Searchable abstracts of presentations at key conferences in endocrinology
Endocrine Abstracts (2013) 32 OC4.6 | DOI: 10.1530/endoabs.32.OC4.6

ECE2013 Oral Communications Adrenal (6 abstracts)

9-cis retinoic acid, a novel treatment option for adrenocortical cancer? in vitro and in vivo studies

Diana Rita Szabo 1 , Kornelia Baghy 1 , Peter M Szabo 2 , Andras Falus 1 , Ilona Kovalszky 1 , Attila Patocs 2 , Karoly Racz 1 & Peter Igaz 1

1Semmelweis University, Budapest, Hungary; 2Hungarian Academy of Sciences, Budapest, Hungary.

Background: The medical treatment options of adrenocortical cancer are limited. In our previous meta-analysis of adrenocortical tumor genomics data, adrenocortical cancer was found to be associated with reduced retinoic acid production and retinoid X receptor-mediated signaling.

Objective: To study the potential antitumoral effects of 9-cis-retinoic acid (9-cisRA) on the adrenocortical cancer cell line NCI-H295R and in a xenograft model.

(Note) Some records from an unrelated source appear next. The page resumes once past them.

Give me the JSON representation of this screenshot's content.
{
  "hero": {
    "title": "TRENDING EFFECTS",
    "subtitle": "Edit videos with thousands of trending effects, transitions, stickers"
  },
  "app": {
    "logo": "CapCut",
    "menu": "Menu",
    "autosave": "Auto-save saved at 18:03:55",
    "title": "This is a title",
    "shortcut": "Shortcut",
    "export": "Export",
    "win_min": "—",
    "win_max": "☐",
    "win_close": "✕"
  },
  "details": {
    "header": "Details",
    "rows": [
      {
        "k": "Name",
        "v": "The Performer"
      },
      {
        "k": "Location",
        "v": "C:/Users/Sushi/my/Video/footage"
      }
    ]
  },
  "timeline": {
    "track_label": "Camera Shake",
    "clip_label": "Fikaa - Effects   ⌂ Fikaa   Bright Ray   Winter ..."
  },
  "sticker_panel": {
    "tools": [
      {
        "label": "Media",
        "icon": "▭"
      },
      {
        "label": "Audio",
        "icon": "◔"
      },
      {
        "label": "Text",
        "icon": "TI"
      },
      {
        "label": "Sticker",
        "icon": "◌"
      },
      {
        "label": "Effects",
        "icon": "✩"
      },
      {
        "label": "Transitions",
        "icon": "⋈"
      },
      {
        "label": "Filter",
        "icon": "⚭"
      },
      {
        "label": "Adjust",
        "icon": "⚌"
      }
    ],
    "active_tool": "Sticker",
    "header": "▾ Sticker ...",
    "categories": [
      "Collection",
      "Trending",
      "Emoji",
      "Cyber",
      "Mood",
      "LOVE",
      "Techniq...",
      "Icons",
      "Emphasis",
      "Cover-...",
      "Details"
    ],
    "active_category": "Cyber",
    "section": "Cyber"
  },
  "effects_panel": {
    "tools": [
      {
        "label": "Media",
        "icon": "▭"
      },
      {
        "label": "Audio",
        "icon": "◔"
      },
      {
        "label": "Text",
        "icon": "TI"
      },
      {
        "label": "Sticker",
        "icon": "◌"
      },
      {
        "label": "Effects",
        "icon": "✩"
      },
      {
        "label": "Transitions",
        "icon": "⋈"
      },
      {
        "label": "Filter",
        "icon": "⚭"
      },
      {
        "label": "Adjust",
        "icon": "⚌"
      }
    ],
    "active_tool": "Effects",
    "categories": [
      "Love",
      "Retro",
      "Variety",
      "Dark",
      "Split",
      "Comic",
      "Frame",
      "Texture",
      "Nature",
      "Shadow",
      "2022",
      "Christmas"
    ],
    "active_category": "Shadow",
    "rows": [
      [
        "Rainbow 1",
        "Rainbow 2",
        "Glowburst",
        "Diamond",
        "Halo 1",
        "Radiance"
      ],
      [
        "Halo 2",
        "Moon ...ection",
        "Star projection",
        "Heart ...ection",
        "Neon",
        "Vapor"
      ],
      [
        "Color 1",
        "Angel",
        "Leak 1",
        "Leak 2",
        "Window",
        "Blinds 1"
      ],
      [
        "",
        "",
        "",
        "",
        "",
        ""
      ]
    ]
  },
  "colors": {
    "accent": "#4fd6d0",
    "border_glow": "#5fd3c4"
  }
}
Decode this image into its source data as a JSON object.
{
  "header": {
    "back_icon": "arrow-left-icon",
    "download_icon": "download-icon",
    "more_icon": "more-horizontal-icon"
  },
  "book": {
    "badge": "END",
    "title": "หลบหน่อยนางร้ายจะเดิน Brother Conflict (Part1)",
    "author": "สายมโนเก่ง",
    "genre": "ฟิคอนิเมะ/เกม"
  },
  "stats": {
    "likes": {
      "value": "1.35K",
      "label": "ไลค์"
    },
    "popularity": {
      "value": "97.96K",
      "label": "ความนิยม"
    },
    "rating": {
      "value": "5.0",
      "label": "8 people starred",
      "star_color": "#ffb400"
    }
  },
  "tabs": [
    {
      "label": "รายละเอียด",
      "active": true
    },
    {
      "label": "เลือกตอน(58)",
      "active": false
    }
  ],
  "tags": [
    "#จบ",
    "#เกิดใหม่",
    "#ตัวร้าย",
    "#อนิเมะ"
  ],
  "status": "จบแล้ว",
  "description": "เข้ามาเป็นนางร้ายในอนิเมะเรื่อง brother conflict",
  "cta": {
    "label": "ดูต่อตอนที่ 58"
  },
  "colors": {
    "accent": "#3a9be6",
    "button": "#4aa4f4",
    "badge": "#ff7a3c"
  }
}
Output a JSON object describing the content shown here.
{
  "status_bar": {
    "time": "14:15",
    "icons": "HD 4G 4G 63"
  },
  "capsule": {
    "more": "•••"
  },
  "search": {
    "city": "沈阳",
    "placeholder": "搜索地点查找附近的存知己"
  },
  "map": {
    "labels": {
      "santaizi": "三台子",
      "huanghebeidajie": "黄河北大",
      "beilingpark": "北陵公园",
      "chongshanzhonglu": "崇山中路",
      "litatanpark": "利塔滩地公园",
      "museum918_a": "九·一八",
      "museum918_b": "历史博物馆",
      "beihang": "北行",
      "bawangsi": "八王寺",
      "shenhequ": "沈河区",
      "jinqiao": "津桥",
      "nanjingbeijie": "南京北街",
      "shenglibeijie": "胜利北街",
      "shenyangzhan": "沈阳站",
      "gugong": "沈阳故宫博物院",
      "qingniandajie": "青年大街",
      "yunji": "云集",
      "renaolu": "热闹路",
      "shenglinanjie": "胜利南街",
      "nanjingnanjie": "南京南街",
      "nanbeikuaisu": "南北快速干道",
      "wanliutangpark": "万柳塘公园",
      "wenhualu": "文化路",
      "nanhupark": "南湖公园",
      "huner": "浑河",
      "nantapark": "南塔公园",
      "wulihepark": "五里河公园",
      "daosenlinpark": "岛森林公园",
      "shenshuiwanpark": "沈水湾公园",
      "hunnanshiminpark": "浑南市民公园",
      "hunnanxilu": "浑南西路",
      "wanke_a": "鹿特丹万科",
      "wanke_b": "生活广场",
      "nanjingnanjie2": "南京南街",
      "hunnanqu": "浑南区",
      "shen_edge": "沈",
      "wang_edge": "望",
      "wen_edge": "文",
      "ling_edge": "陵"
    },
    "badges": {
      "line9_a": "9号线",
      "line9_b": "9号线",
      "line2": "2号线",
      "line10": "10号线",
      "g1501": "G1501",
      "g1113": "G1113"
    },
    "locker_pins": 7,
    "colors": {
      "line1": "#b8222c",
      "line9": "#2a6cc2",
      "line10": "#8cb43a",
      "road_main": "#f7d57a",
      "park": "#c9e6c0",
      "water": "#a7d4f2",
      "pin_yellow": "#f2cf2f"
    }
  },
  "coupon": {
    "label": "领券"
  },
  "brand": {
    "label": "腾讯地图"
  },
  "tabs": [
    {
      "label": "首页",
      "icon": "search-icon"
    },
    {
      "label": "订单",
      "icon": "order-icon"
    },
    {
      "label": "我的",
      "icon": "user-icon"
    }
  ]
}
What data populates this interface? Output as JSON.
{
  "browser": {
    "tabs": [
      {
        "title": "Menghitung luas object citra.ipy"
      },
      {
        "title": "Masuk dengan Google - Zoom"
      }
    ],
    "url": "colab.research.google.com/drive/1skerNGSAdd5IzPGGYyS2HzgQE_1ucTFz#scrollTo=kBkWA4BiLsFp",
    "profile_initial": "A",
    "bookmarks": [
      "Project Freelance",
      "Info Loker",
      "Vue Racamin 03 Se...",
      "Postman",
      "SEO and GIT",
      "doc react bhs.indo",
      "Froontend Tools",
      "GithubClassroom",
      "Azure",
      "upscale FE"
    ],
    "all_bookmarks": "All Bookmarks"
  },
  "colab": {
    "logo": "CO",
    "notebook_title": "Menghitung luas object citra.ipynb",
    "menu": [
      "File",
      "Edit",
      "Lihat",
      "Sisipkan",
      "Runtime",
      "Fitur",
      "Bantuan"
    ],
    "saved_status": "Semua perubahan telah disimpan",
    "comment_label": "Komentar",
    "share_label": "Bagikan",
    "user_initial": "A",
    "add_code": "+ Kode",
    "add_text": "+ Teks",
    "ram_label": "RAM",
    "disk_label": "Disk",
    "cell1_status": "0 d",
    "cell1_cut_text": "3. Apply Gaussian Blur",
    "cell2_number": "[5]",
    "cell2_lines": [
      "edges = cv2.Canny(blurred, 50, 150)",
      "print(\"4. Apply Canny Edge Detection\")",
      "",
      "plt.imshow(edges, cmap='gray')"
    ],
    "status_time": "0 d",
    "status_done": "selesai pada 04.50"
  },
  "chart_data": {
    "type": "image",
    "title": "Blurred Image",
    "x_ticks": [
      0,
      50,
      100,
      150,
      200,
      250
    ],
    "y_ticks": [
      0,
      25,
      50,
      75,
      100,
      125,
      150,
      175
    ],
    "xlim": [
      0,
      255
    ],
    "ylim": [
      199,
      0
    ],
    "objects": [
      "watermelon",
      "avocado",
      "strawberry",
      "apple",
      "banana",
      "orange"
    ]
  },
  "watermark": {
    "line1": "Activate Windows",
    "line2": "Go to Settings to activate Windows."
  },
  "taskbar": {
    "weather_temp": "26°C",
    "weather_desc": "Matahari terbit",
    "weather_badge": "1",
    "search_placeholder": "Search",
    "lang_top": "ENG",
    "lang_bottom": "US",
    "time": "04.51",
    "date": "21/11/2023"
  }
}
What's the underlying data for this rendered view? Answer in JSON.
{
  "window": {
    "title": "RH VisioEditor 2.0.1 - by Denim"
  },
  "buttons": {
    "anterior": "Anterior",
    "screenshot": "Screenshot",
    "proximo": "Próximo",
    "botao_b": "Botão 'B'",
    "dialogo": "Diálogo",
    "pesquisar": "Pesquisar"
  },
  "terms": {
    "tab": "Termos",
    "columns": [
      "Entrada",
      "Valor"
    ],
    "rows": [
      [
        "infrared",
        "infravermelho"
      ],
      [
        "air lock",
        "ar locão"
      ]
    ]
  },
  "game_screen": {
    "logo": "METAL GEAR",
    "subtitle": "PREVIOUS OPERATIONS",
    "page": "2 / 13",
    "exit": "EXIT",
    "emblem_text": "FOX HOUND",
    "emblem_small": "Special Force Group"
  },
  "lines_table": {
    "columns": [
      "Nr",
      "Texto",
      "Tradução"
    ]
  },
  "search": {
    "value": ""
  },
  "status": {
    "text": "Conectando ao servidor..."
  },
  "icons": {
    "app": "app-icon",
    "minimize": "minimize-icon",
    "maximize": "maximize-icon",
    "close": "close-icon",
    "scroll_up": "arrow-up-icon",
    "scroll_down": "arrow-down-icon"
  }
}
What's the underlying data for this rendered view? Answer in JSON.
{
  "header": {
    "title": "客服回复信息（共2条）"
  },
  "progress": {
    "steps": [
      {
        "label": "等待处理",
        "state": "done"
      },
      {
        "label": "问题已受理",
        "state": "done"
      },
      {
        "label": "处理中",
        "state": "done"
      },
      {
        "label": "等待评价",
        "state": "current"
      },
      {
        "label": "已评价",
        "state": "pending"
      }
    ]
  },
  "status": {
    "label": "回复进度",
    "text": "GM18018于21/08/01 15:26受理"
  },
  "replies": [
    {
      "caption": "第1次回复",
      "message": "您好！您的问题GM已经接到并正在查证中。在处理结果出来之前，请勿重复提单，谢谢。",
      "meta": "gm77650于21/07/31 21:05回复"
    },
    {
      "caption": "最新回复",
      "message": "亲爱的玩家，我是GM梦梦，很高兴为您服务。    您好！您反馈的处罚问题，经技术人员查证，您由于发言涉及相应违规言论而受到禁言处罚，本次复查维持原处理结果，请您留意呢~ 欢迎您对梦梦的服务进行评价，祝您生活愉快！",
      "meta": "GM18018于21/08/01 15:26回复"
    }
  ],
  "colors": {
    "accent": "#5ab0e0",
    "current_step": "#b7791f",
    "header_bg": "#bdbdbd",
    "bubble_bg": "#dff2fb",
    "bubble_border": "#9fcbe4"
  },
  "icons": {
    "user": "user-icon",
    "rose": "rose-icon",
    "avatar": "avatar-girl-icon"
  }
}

Methods: Cell proliferation (flow cytometry), hormone secretion (cortisol, dehydroepiandrosterone, aldosterone) and gene expression (microarray) have been studied in the NCI-H295R cell line. A complex bioinformatics approach involving pathway and network analysis and comparison to previously published microarray studies have been performed. Selected genes were validated by real-time qRT-PCR. Athymic nude mice xenografted with NCI-H295R were used in a small pilot in vivo xenograft model for the study of 9-cisRA on tumor growth.

Results: 9-cisRA significantly decreased cell viability and steroid hormone secretion in a concentration- and time-dependent manner in the NCI-H295R cell line. Four major molecular pathways have been identified by the analysis of gene expression data. Ten genes involved in: i) steroid hormone secretion (HSD3B1, HSD3B2), ii) retinoic acid signaling (ABCA1, ABCG1, HMGCR), iii) cell cycle damage (GADD45A, CCNE2, UHRF1) and the iv) immune response (MAP2K6, IL1R2) were successfully validated. 9-cisRA appears to directly regulate cell cycle by network analysis. In the in vivo xenograft model 9-cisRA reduced tumor growth, as well.

Conclusions: 9-cisRA might represent a promising new candidate in the treatment of hormone-secreting adrenal tumors and adrenocortical cancer.